Why the iPhone 5 is exactly what Apple and investors need it to be
The financial markets are usually right. Not always, but usually. Today Apple stock is trading higher, following the iPhone 5 launch. It’s only 2 percent higher, but it tells you that most people were quite happy with what Apple announced, from a financial perspective.
Apple already revolutionized the smartphone market. They’ve revolutionized a few markets in their time on this planet. First they brought us the GUI and mouse. Then they created the iPod and iTunes. Now they’ve brought multitouch mobile computing to the masses. Let’s not debate who invented each particular item. In the end, execution is what matters.
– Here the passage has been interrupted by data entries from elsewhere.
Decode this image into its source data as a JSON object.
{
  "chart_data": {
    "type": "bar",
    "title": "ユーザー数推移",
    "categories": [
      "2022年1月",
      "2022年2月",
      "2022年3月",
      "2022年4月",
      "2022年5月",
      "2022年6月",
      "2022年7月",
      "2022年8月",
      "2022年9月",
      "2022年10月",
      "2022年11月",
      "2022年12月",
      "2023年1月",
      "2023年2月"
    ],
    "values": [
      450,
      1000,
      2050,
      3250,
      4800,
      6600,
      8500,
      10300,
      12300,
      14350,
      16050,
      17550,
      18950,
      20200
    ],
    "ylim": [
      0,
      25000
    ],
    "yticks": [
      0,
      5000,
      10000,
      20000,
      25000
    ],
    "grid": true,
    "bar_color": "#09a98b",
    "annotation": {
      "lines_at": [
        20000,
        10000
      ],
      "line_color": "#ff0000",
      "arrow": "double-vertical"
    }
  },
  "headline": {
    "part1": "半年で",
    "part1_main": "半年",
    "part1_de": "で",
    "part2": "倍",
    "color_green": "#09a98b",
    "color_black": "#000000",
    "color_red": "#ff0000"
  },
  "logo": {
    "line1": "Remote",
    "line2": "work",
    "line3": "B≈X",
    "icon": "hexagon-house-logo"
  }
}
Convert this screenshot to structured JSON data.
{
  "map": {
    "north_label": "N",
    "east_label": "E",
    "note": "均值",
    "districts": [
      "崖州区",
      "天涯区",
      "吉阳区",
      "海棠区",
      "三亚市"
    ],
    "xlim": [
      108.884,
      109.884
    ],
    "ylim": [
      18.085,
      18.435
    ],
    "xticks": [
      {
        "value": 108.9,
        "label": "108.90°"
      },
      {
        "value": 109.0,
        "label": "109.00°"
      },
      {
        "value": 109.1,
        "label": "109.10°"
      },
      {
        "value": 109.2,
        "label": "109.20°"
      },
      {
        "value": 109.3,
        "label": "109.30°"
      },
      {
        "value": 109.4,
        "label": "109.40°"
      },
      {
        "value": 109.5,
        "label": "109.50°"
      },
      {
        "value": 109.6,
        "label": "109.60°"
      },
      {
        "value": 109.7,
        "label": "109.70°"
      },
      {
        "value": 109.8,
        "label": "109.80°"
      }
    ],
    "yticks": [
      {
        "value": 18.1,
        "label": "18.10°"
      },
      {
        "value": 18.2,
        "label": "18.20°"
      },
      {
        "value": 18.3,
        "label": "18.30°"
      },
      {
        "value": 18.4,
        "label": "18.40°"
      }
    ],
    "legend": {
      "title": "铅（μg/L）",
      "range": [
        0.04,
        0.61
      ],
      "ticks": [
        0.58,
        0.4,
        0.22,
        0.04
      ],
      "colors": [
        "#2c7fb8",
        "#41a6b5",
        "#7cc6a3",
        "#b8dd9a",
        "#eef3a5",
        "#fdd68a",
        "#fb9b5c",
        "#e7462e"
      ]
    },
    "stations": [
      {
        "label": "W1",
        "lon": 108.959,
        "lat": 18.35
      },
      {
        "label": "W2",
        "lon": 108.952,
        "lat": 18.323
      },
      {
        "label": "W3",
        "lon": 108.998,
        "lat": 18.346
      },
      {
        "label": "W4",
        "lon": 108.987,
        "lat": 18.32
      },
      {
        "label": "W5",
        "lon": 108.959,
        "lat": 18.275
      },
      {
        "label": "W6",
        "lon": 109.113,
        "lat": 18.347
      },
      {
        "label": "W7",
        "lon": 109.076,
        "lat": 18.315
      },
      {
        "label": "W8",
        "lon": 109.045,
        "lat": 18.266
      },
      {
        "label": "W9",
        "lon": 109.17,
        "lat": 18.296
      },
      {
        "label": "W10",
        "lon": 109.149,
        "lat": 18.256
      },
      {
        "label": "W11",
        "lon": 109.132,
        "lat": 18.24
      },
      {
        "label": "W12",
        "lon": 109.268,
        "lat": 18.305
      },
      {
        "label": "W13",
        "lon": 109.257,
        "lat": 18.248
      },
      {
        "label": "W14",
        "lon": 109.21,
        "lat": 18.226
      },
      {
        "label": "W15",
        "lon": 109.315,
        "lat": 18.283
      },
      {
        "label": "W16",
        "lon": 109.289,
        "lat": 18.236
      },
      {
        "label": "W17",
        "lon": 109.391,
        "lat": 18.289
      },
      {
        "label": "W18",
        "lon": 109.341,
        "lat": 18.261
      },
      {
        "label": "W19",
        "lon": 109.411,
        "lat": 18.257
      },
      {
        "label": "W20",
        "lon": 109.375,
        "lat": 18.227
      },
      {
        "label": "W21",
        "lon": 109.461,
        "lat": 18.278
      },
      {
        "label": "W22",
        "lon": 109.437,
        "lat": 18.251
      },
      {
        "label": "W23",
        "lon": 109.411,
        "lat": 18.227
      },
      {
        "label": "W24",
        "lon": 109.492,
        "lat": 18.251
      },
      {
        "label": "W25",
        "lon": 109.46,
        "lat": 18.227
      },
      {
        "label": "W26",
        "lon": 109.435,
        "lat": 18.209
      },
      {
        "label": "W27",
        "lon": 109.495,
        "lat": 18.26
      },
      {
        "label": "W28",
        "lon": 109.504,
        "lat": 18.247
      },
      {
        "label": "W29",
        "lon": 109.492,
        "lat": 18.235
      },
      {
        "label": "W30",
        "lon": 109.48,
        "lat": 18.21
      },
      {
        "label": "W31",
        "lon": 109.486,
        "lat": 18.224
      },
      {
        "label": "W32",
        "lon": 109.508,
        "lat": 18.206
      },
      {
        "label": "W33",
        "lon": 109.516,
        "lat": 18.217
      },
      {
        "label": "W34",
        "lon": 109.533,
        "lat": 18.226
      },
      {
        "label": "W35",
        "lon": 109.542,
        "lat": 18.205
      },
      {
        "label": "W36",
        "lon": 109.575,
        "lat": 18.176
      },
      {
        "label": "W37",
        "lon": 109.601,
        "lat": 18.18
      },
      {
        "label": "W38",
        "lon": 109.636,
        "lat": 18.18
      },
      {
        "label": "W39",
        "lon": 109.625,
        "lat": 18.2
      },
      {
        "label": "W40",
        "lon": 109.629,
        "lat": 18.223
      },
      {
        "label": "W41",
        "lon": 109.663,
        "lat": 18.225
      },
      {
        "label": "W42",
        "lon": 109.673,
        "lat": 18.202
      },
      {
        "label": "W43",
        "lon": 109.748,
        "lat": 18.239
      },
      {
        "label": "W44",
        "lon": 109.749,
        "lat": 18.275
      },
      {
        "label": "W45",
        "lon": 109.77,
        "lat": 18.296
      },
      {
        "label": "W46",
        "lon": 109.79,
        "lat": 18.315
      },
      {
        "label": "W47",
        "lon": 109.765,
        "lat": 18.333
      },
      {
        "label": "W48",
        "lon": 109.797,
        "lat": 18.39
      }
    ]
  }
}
Apple is creative, smart, and executes well.
How many commentaries have you read about the iPhone 5? If you’re the average tech geek, probably a bunch. Most of them focus on the same points - that it, Apple only incrementally improved its product. In a few minutes you can be swimming in a blogosphere full of disappointed tech geeks.
Here’s what people need to keep in mind: Apple doesn’t revolutionize the Mac product line anymore either. Sure, they drop some awesome stuff on us such as the initial Macbook Air, the unibody MacBook Pro or the latest, Retina Macbook Pro. But none of that is truly disruptive like the iPod or iPhone (and iPad) were. They’re incremental improvements, and they should be expected in markets where we’ve either seen product maturity or product leadership. And in Apple’s case - a mix of both.
OS X and the Macbook Pro line is fairly mature. Yet it still grows faster than any PC player out there, taking market share every quarter. And with so many iOS devices dropping into consumer’s hands, the halo effect is even stronger now.
This demonstrates what should be an obvious point: Revolutions are rare. For Apple stock to be a strong performer they don’t need a yearly revolution. They just need to avoid missing the next revolution, whenever that is.
Just look at Samsung and RIM. Samsung caught the revolution. They rely on Google for an OS, but they’ve gone on to become the world’s largest smartphone vendor (at least for now). You’ll never hear people say “revolution” and “Samsung” in the same sentence. And RIM? They were revolutionary, and they are fighting hard to come back with BlackBerry 10. But they completely missed the revolution that Apple created, and they're suffering as a result.
Apple is in great shape. People talk about Samsung having great vertical integration but that’s only from a component standpoint. Apple has better integration when you include components along with apps, cloud, content and retail distribution.
We won’t know what the next revolution is until it hits us in the face.
Until then, folks, enjoy the evolution.